Search Is No Longer Just Google
In 2025, something fundamental changed. For the first time, a significant portion of commercial search queries started flowing through AI systems instead of traditional search engines. ChatGPT, Perplexity, Google's AI Overviews, and Microsoft Copilot now answer questions that used to send traffic to websites.
For Hong Kong businesses, this means a new marketing discipline: Generative Engine Optimisation (GEO), sometimes called AI Engine Optimisation (AIEO). It's the practice of making your content the source that AI models cite when answering questions about your industry.
How AI Search Works (And Why It Matters)
When someone asks Perplexity "which marketing agency in Hong Kong offers the best ROAS?", the system doesn't show ten blue links. It reads dozens of web pages, synthesises the information, and provides a direct answer with source citations.
The businesses that get cited are the ones with structured, data-rich, authoritative content. The businesses that don't get cited effectively don't exist in AI search — regardless of how much they spend on traditional SEO.
GEO vs Traditional SEO

Traditional SEO optimises for Google's ranking algorithm: keywords, backlinks, page speed, domain authority.
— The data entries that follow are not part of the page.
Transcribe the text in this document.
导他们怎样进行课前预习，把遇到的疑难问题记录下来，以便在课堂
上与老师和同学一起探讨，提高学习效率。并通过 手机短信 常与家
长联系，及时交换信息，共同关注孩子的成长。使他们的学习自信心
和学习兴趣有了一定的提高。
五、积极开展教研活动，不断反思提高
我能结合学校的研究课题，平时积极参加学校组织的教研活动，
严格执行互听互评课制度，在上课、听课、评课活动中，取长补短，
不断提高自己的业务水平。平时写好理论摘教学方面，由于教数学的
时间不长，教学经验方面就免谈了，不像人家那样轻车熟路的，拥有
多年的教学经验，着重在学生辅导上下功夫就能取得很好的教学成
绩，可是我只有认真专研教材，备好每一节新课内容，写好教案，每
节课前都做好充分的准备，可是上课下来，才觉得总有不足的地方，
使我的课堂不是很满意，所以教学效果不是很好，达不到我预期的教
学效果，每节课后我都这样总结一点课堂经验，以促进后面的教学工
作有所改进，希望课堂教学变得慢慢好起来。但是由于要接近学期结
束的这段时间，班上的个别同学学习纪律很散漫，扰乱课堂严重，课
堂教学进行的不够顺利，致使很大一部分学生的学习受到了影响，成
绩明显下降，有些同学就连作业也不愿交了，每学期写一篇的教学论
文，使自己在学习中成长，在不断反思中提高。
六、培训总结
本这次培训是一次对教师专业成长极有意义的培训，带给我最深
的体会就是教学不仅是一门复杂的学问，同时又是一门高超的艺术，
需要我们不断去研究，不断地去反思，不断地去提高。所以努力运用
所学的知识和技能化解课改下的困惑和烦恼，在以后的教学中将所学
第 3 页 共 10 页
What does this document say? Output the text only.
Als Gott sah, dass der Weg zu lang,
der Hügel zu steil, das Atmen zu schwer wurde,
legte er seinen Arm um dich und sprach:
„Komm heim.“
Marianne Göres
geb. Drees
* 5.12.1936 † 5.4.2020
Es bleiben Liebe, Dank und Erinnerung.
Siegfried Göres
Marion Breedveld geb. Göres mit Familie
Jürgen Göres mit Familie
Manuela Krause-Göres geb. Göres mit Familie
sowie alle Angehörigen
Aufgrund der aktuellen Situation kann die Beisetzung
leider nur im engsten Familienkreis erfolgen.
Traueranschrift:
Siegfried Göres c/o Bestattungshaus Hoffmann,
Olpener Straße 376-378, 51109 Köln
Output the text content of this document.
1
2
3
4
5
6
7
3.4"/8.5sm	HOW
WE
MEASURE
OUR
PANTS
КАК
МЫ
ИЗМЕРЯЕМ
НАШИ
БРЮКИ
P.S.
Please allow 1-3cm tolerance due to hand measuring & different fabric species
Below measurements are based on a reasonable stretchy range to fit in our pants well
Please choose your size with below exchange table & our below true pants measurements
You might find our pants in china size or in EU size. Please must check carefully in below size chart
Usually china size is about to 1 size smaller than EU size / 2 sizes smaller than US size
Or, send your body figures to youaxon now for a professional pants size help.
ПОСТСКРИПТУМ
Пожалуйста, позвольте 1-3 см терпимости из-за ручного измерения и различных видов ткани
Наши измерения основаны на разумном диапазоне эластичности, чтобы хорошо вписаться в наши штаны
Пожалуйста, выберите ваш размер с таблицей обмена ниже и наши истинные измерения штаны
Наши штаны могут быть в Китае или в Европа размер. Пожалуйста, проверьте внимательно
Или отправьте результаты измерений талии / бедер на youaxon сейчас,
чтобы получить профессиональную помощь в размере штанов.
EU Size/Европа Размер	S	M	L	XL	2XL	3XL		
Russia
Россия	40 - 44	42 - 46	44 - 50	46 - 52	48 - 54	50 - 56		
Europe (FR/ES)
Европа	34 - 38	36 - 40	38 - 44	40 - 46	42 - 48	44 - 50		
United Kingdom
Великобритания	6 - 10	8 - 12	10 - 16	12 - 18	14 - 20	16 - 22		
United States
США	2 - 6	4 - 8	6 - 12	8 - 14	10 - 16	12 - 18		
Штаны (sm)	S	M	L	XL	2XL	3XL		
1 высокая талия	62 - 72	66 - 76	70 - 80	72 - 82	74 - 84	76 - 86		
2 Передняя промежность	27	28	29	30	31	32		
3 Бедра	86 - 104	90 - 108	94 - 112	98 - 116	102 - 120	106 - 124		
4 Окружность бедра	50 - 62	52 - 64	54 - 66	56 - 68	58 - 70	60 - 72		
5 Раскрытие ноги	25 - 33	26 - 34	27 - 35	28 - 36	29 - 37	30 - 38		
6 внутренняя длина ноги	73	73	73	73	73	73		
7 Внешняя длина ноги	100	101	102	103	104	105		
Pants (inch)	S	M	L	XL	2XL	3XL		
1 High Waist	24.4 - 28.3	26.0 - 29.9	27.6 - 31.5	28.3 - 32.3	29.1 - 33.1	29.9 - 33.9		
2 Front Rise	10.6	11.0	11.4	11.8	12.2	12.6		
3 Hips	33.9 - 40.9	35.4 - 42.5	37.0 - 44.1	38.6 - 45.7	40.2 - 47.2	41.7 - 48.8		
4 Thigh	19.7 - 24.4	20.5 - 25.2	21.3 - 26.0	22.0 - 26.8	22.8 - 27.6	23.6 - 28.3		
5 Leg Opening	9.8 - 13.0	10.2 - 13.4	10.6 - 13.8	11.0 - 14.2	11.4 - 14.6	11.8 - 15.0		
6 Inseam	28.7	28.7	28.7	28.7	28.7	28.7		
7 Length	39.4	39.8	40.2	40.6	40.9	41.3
GEO optimises for AI model citation: content structure, data specificity, source authority, and information uniqueness.
The key differences:
Traditional SEO: Target keyword density, build backlinks, optimise meta tags, improve page speed.
GEO: Include specific data points and benchmarks, use clear H2/H3 heading structures, provide original insights not available elsewhere, maintain factual accuracy that AI models can verify against other sources.
You need both. Traditional SEO gets you indexed. GEO gets you cited.
Five Tactics to Get Your Business Cited by AI

1. Lead With Specific Numbers
AI models prefer citable data over vague claims. "Our clients typically see 4–6x ROAS within 60 days" is citable. "We deliver great results" is not. Every claim on your website should include a specific number, percentage, or timeframe.
2. Structure Content for Extraction
AI models parse content using heading hierarchy. Use H2 for main topics, H3 for subtopics. Each section should be self-contained enough that an AI can extract it as a standalone answer. Write each paragraph as if it might be quoted directly.
3. Answer Questions Directly
AI models look for direct answers to direct questions. If someone asks "how much does Meta Ads cost in Hong Kong?", the page that starts with "Meta Ads in Hong Kong typically cost HK$3.50–6.00 per click" will get cited over the page that buries the answer in paragraph four.
4. Create Original Benchmarks
The highest-value GEO content is original data that doesn't exist anywhere else. Industry benchmarks, survey results, case study numbers, pricing guides — any data you publish that AI models can't find on competitor sites makes your content uniquely citable.
5. Maintain a Consistent Knowledge Base
AI models cross-reference information across your site. If your homepage says "10 years of experience" but your About page says "founded in 2020", the inconsistency reduces your perceived authority. Audit your site for factual consistency.
What This Means for HK Businesses in 2026
The businesses that invest in GEO today will compound their advantage over the next 2–3 years. As AI search market share grows from an estimated 15% to 30–40% of commercial queries, being a cited source becomes as valuable as ranking on page one of Google.
The good news for Hong Kong businesses: almost nobody in the HK market is optimising for GEO yet. The first movers will establish themselves as the default cited sources in their industries — a position that becomes harder to displace as AI models build training data associations.
Start now. The window is open. It won't stay open forever.